THE HAGUE – In a significant ruling with implications for tax relations within the Kingdom of the Netherlands, the Dutch Supreme Court has sided with a Curaçao-based holding company in a case concerning alleged dividend tax avoidance. The verdict, delivered on April 25, 2025, clarifies how Dutch anti-abuse tax laws should be interpreted in line with European Court of Justice (ECJ) standards—even when applied outside the EU.
The case revolved around a Dutch national who, in 2011, moved his personal residence and private holding company (H BV) from the Netherlands to Curaçao. The move was motivated by personal reasons, as family members were already living on the island. H BV later received a dividend of proceeds from the 2015 sale of shares in a Dutch operational company via an interposed Dutch holding company, C BV.
The tax dispute arose in 2016, after H BV—then residing in Curaçao—received a dividend from C BV. Although a 2016 amendment to the Tax Agreement for the Kingdom of the Netherlands had exempted such dividends from Dutch tax, Dutch authorities argued that the structure had been set up to avoid tax and that the exemption should not apply in cases of abuse.
However, the Supreme Court rejected the Dutch tax inspector’s position, concluding that there was no evidence that the structure had been artificially created to exploit the Tax Agreement. The Court emphasized that while H BV lacked physical presence or business activity in Curaçao, the relocation occurred years before the tax rules were amended and was based on personal motives unrelated to tax planning.
The Court ruled that the anti-avoidance clause in Article 17, paragraph 3(b) of the Dutch Corporate Income Tax Act must be interpreted consistently with EU law, particularly the General Anti-Abuse Rule (GAAR) in the EU Parent-Subsidiary Directive. This includes a two-part test: whether there was a tax avoidance motive and whether the arrangement was artificial.
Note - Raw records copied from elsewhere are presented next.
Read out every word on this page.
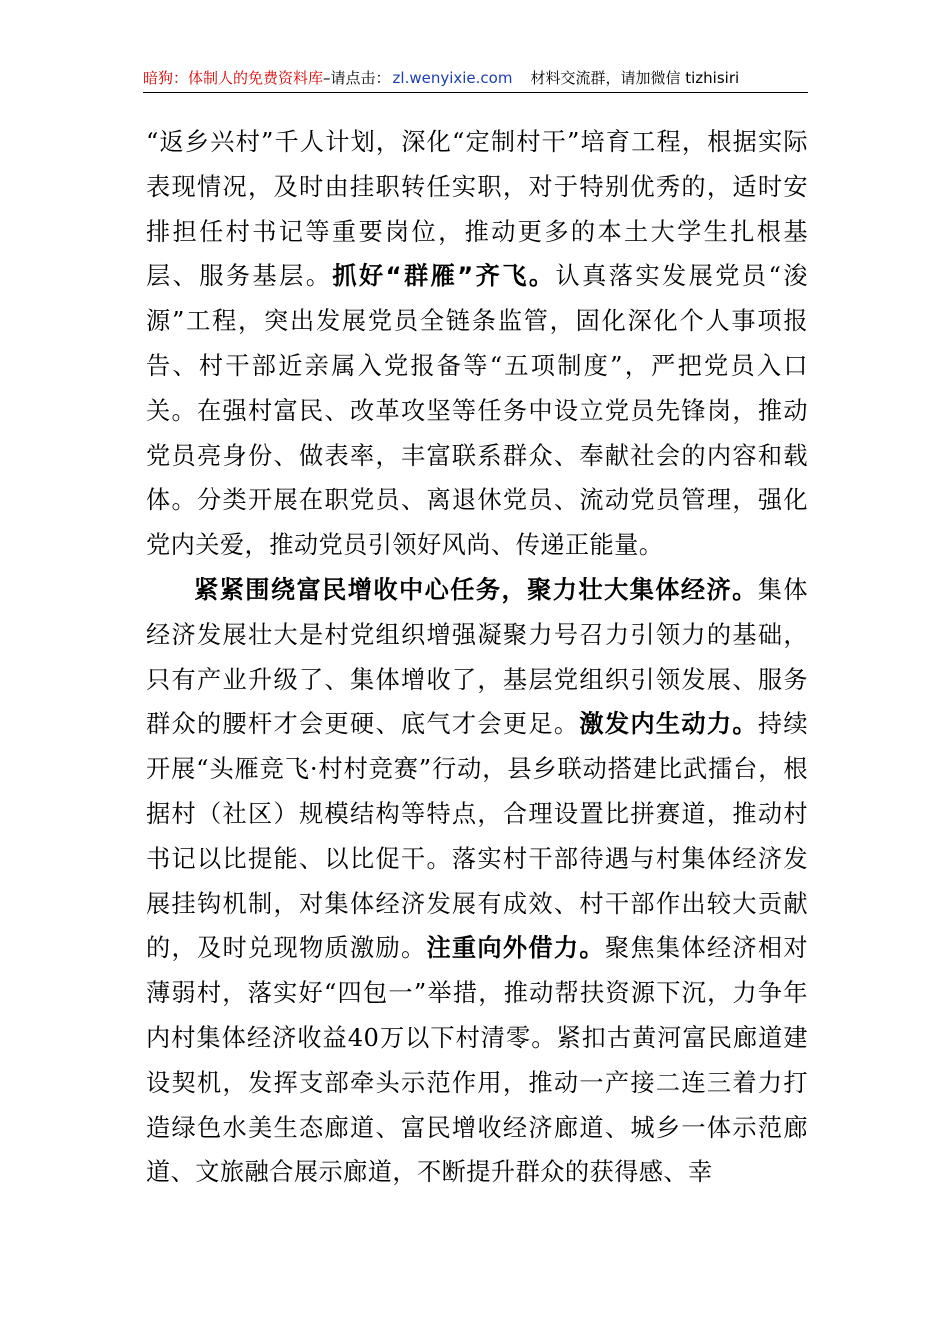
暗狗：体制人的免费资料库 –请点击： zl.wenyixie.com 材料交流群，请加微信 tizhisiri

“返乡兴村”千人计划，深化“定制村干”培育工程，根据实际表现情况，及时由挂职转任实职，对于特别优秀的，适时安排担任村书记等重要岗位，推动更多的本土大学生扎根基层、服务基层。抓好“群雁”齐飞。认真落实发展党员“浚源”工程，突出发展党员全链条监管，固化深化个人事项报告、村干部近亲属入党报备等“五项制度”，严把党员入口关。在强村富民、改革攻坚等任务中设立党员先锋岗，推动党员亮身份、做表率，丰富联系群众、奉献社会的内容和载体。分类开展在职党员、离退休党员、流动党员管理，强化党内关爱，推动党员引领好风尚、传递正能量。

紧紧围绕富民增收中心任务，聚力壮大集体经济。集体经济发展壮大是村党组织增强凝聚力号召力引领力的基础，只有产业升级了、集体增收了，基层党组织引领发展、服务群众的腰杆才会更硬、底气才会更足。激发内生动力。持续开展“头雁竞飞·村村竞赛”行动，县乡联动搭建比武擂台，根据村（社区）规模结构等特点，合理设置比拼赛道，推动村书记以比提能、以比促干。落实村干部待遇与村集体经济发展挂钩机制，对集体经济发展有成效、村干部作出较大贡献的，及时兑现物质激励。注重向外借力。聚焦集体经济相对薄弱村，落实好“四包一”举措，推动帮扶资源下沉，力争年内村集体经济收益40万以下村清零。紧扣古黄河富民廊道建设契机，发挥支部牵头示范作用，推动一产接二连三着力打造绿色水美生态廊道、富民增收经济廊道、城乡一体示范廊道、文旅融合展示廊道，不断提升群众的获得感、幸
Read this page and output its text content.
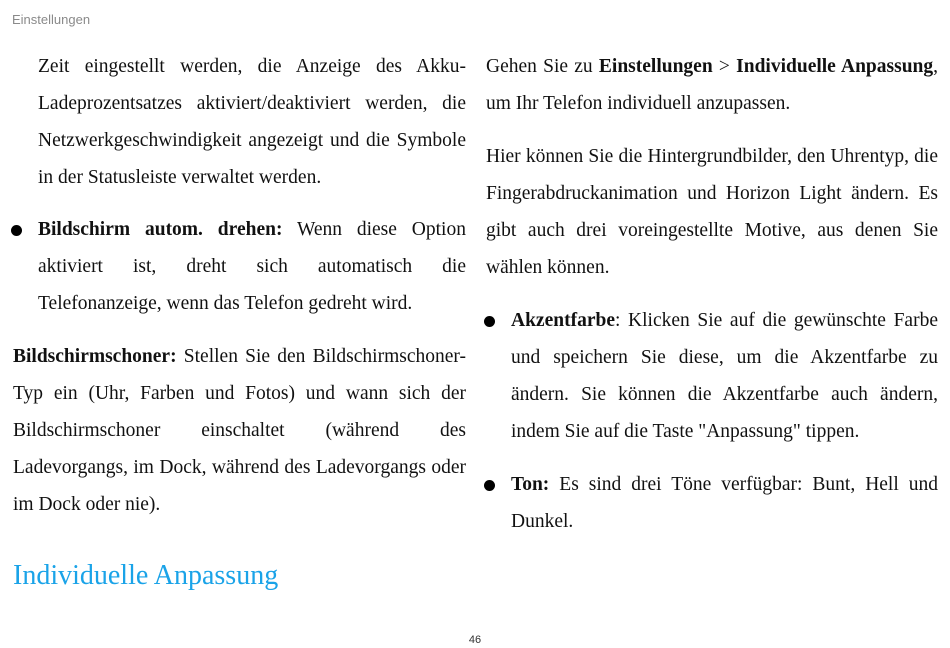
Einstellungen

Zeit eingestellt werden, die Anzeige des Akku-Ladeprozentsatzes aktiviert/deaktiviert werden, die Netzwerkgeschwindigkeit angezeigt und die Symbole in der Statusleiste verwaltet werden.

Bildschirm autom. drehen: Wenn diese Option aktiviert ist, dreht sich automatisch die Telefonanzeige, wenn das Telefon gedreht wird.

Bildschirmschoner: Stellen Sie den Bildschirmschoner-Typ ein (Uhr, Farben und Fotos) und wann sich der Bildschirmschoner einschaltet (während des Ladevorgangs, im Dock, während des Ladevorgangs oder im Dock oder nie).

Individuelle Anpassung

Gehen Sie zu Einstellungen > Individuelle Anpassung, um Ihr Telefon individuell anzupassen.

Hier können Sie die Hintergrundbilder, den Uhrentyp, die Fingerabdruckanimation und Horizon Light ändern. Es gibt auch drei voreingestellte Motive, aus denen Sie wählen können.

Akzentfarbe: Klicken Sie auf die gewünschte Farbe und speichern Sie diese, um die Akzentfarbe zu ändern. Sie können die Akzentfarbe auch ändern, indem Sie auf die Taste "Anpassung" tippen.
Ton: Es sind drei Töne verfügbar: Bunt, Hell und Dunkel.
46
In this case, the Court found no deliberate tax avoidance. It noted that in 2011, neither the individual nor his holding company could have anticipated the 2016 changes in the Tax Agreement. Moreover, the use of holding structures was considered standard practice in Dutch corporate planning at the time.
The ruling also highlights the complexity of enforcing tax rules within the Kingdom of the Netherlands, where different jurisdictions—such as Curaçao and the Netherlands—operate under shared treaties but diverging legal interpretations. Since 2018, dividend tax avoidance is now addressed under the Dividend Tax Act rather than through corporate income tax assessments.
Implications for Curaçao and the Netherlands
The decision is being closely watched in both Curaçao and the Netherlands, as it reinforces the legitimacy of cross-border family and corporate relocations within the Kingdom—so long as they are not solely designed for tax advantages. For Curaçao, which has positioned itself as an attractive jurisdiction for returning Dutch nationals and entrepreneurs, the verdict may provide reassurance against aggressive Dutch tax enforcement.
Legal experts note that the ruling upholds the principle that tax laws—even when aimed at combating abuse—must be applied fairly and in accordance with established European legal standards, including the taxpayer’s right to provide counter-evidence.
As climate, lifestyle, and family factors continue to drive Dutch nationals to Caribbean parts of the Kingdom, the Supreme Court’s message is clear: moving to Curaçao is not, in itself, a tax abuse—provided the structure has a genuine basis and wasn’t designed to sidestep tax rules retroactively.